A Humanities Related Event
Painter, author, illustrator, adventurer, social activist, ROCKWELL KENT (1882-1971) was one of America’s most influential and important artists reaching his greatest popularity during the 1930’s and 1940’s. His creative versatility was legendary. Best known as the definitive illustrator of such literary classics as Moby Dick, Candide and The Canterbury Tales, Rockwell Kent’s iconic images became permanent fixtures of the human imagination. An incurable wanderer, he traveled to extreme cold, harsh environments such as Alaska, Tierra del Fuego and Greenland to paint and record his mythical visions.
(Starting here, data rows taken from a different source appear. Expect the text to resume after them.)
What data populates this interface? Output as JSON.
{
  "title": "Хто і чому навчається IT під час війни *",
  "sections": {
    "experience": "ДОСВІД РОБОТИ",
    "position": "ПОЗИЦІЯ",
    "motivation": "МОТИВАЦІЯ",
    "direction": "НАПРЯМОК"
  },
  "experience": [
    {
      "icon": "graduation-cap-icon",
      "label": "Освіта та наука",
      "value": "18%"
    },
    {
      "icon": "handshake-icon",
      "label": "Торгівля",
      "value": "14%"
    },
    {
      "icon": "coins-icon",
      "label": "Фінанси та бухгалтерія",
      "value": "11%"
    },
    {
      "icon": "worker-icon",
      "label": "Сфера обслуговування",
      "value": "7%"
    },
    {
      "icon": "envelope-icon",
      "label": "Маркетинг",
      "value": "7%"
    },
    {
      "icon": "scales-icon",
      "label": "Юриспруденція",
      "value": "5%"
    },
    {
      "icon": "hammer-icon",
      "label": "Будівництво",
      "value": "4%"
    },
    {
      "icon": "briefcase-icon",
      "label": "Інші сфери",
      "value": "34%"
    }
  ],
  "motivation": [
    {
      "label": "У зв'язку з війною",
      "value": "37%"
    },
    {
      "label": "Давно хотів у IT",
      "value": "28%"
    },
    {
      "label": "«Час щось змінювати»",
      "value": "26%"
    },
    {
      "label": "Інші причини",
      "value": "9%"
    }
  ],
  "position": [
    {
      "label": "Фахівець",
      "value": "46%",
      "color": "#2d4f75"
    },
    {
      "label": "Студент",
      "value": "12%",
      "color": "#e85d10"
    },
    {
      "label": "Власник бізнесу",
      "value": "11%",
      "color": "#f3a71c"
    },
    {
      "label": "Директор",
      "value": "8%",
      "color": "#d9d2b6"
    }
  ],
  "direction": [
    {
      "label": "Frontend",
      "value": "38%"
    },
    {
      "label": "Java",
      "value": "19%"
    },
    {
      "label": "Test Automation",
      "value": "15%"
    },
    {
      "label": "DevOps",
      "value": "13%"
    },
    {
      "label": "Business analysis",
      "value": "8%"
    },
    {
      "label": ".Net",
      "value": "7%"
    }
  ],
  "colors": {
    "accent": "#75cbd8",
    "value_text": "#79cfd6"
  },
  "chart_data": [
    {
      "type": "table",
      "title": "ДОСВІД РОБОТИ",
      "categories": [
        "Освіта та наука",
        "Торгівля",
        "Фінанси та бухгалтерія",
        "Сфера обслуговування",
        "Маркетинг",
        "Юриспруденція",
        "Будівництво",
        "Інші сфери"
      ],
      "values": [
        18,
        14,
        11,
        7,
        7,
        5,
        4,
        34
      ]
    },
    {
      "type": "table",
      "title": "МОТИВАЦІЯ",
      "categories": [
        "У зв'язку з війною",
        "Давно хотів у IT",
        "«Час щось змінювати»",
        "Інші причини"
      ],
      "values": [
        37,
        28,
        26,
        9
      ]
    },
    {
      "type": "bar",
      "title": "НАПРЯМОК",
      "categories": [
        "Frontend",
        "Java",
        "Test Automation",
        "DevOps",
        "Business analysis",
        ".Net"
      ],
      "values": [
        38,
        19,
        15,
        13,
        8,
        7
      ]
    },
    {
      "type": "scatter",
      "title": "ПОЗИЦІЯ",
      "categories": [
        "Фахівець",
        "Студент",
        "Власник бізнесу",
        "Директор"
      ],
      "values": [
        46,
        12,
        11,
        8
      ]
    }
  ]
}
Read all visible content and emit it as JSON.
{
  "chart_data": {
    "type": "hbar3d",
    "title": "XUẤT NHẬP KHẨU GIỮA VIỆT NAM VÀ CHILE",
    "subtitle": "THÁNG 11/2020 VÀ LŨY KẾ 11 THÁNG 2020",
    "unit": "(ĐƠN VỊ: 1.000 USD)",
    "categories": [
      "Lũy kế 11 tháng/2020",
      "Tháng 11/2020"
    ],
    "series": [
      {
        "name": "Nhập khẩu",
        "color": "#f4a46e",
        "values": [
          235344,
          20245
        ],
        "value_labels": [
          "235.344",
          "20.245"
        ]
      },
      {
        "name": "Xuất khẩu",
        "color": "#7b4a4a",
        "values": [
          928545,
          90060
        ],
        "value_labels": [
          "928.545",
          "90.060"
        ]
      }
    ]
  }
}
Making three lengthy trips in the early 1930’s to an island off the northwest coast of Greenland, he painted some of his most profound and striking images, and produced three well-received books about his experiences during these arduous trips.
Accompanying a camera crew filming his biography for public television, Robert H. Jackson, lawyer, Distinguished Visiting Scholar at the Kelvin Smith Library at Case Western Reserve University, adventurer, writer, lecturer, and collector, traveled to this remote, harsh area in August, 2003, in an attempt to understand Kent’s need requiring this atmosphere to thrive to create. A decade earlier, Jackson also traveled to the tip of Argentina (Tierra del Fuego) to experience and record his perspective and for his own interior quest.